Christianity is now undergoing a visual metamorphosis. Our image of images is being altered. The image, not the word, has become the primary unit of cultural currency. I grew up in a world where texts were better and images, or pictures, were held in lower esteem. A book with pictures in it was inferior to one without pictures. In fact, if you had a lot of pictures in your book you had written a (gasp!) "coffee table" book. Christians of the 21st century will be hypermediated Christians experience God in a variety of ways. One of those ways will now include a sensory web made possible through powerful new visualization technologies. One of the reasons why the three generations born after 1964 are not in our churches and have not become Christians is that we have not made it easy for them to become hypermediated and metamorphic believers through multisensory worship.

I believe the church will continue to ever so slowly poke these new windows in the tunnels at the end of the light. The Light Service; The Web page; are just the beginning. Old Trinity downtown has ideas of making the internet an integral part of their ministry with electronic book stores and simulcast worship. I can remember the Church Council meeting when I introduced the fact the church will no longer be producing 16 mm movies, that everything visual in education was going to video tape. We urged our need to invest in a VCR and TV rather than a 16 mm projector. Today, I am sending and receiving daily email messages. I am also discovering members are passing on my Emailed Jokes of the Week to all points of the country. My daughter Stacy tells me they are even circulated at the Brokings Institute in Washington DC. And they need some clean jokes there.
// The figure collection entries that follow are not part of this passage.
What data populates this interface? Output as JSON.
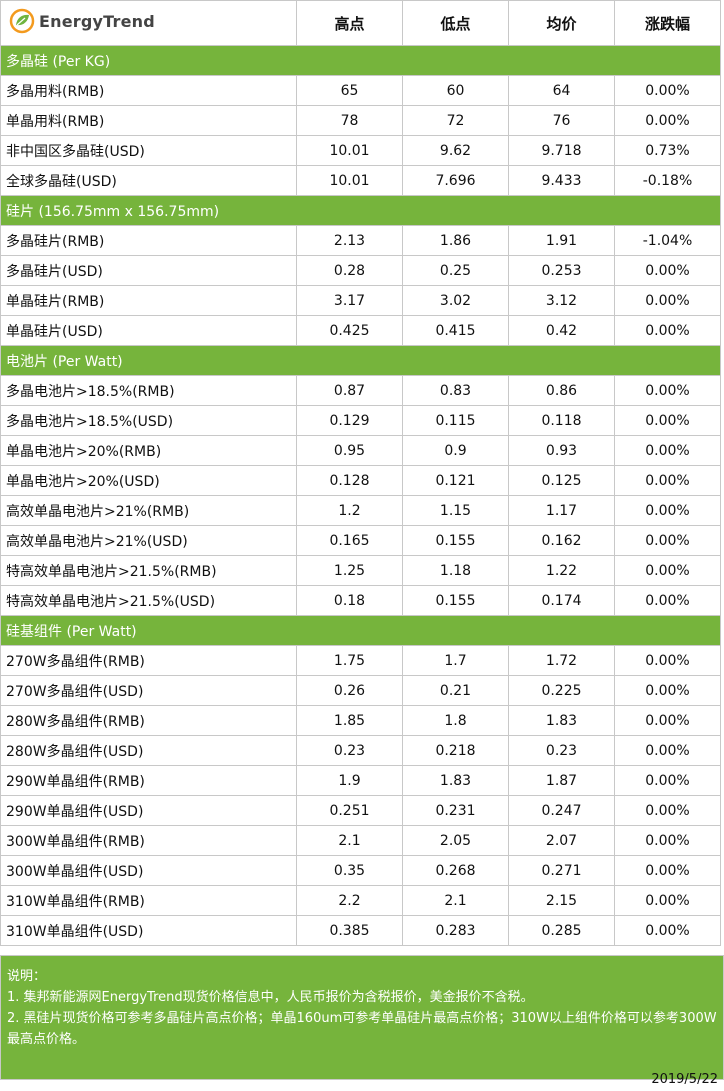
{
  "header": {
    "brand": "EnergyTrend",
    "col_high": "高点",
    "col_low": "低点",
    "col_avg": "均价",
    "col_change": "涨跌幅"
  },
  "sections": [
    {
      "title": "多晶硅 (Per KG)",
      "rows": [
        {
          "name": "多晶用料(RMB)",
          "high": "65",
          "low": "60",
          "avg": "64",
          "change": "0.00%"
        },
        {
          "name": "单晶用料(RMB)",
          "high": "78",
          "low": "72",
          "avg": "76",
          "change": "0.00%"
        },
        {
          "name": "非中国区多晶硅(USD)",
          "high": "10.01",
          "low": "9.62",
          "avg": "9.718",
          "change": "0.73%"
        },
        {
          "name": "全球多晶硅(USD)",
          "high": "10.01",
          "low": "7.696",
          "avg": "9.433",
          "change": "-0.18%"
        }
      ]
    },
    {
      "title": "硅片 (156.75mm x 156.75mm)",
      "rows": [
        {
          "name": "多晶硅片(RMB)",
          "high": "2.13",
          "low": "1.86",
          "avg": "1.91",
          "change": "-1.04%"
        },
        {
          "name": "多晶硅片(USD)",
          "high": "0.28",
          "low": "0.25",
          "avg": "0.253",
          "change": "0.00%"
        },
        {
          "name": "单晶硅片(RMB)",
          "high": "3.17",
          "low": "3.02",
          "avg": "3.12",
          "change": "0.00%"
        },
        {
          "name": "单晶硅片(USD)",
          "high": "0.425",
          "low": "0.415",
          "avg": "0.42",
          "change": "0.00%"
        }
      ]
    },
    {
      "title": "电池片 (Per Watt)",
      "rows": [
        {
          "name": "多晶电池片>18.5%(RMB)",
          "high": "0.87",
          "low": "0.83",
          "avg": "0.86",
          "change": "0.00%"
        },
        {
          "name": "多晶电池片>18.5%(USD)",
          "high": "0.129",
          "low": "0.115",
          "avg": "0.118",
          "change": "0.00%"
        },
        {
          "name": "单晶电池片>20%(RMB)",
          "high": "0.95",
          "low": "0.9",
          "avg": "0.93",
          "change": "0.00%"
        },
        {
          "name": "单晶电池片>20%(USD)",
          "high": "0.128",
          "low": "0.121",
          "avg": "0.125",
          "change": "0.00%"
        },
        {
          "name": "高效单晶电池片>21%(RMB)",
          "high": "1.2",
          "low": "1.15",
          "avg": "1.17",
          "change": "0.00%"
        },
        {
          "name": "高效单晶电池片>21%(USD)",
          "high": "0.165",
          "low": "0.155",
          "avg": "0.162",
          "change": "0.00%"
        },
        {
          "name": "特高效单晶电池片>21.5%(RMB)",
          "high": "1.25",
          "low": "1.18",
          "avg": "1.22",
          "change": "0.00%"
        },
        {
          "name": "特高效单晶电池片>21.5%(USD)",
          "high": "0.18",
          "low": "0.155",
          "avg": "0.174",
          "change": "0.00%"
        }
      ]
    },
    {
      "title": "硅基组件 (Per Watt)",
      "rows": [
        {
          "name": "270W多晶组件(RMB)",
          "high": "1.75",
          "low": "1.7",
          "avg": "1.72",
          "change": "0.00%"
        },
        {
          "name": "270W多晶组件(USD)",
          "high": "0.26",
          "low": "0.21",
          "avg": "0.225",
          "change": "0.00%"
        },
        {
          "name": "280W多晶组件(RMB)",
          "high": "1.85",
          "low": "1.8",
          "avg": "1.83",
          "change": "0.00%"
        },
        {
          "name": "280W多晶组件(USD)",
          "high": "0.23",
          "low": "0.218",
          "avg": "0.23",
          "change": "0.00%"
        },
        {
          "name": "290W单晶组件(RMB)",
          "high": "1.9",
          "low": "1.83",
          "avg": "1.87",
          "change": "0.00%"
        },
        {
          "name": "290W单晶组件(USD)",
          "high": "0.251",
          "low": "0.231",
          "avg": "0.247",
          "change": "0.00%"
        },
        {
          "name": "300W单晶组件(RMB)",
          "high": "2.1",
          "low": "2.05",
          "avg": "2.07",
          "change": "0.00%"
        },
        {
          "name": "300W单晶组件(USD)",
          "high": "0.35",
          "low": "0.268",
          "avg": "0.271",
          "change": "0.00%"
        },
        {
          "name": "310W单晶组件(RMB)",
          "high": "2.2",
          "low": "2.1",
          "avg": "2.15",
          "change": "0.00%"
        },
        {
          "name": "310W单晶组件(USD)",
          "high": "0.385",
          "low": "0.283",
          "avg": "0.285",
          "change": "0.00%"
        }
      ]
    }
  ],
  "notes": {
    "title": "说明：",
    "line1": "1. 集邦新能源网EnergyTrend现货价格信息中，人民币报价为含税报价，美金报价不含税。",
    "line2": "2. 黑硅片现货价格可参考多晶硅片高点价格；单晶160um可参考单晶硅片最高点价格；310W以上组件价格可以参考300W最高点价格。"
  },
  "date": "2019/5/22",
  "colors": {
    "section_green": "#76b43c",
    "logo_green": "#6fb43f",
    "logo_orange": "#f39a1e",
    "border": "#c8c8c8"
  }
}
Brothers and sister is Christ, we have this light. Jesus asks us to take his light into the world. That is what we are about. That is our call. We will need to be creative in that endeavor. We will need to continue to push our envelopes of learning as we seek to be viable witness to the truth of Jesus in the 21st century. I leave with you this transfiguration hope brought to you by our savior Jesus Christ. It's captured in a song we all used to sing when we were little children? It goes like this: "This little light of mine, I'm going to let it shine. This little light of mine, I'm going to let it shine. This little light of mine, I'm going to let it shine. Let it shine. Let it shine. Let it shine."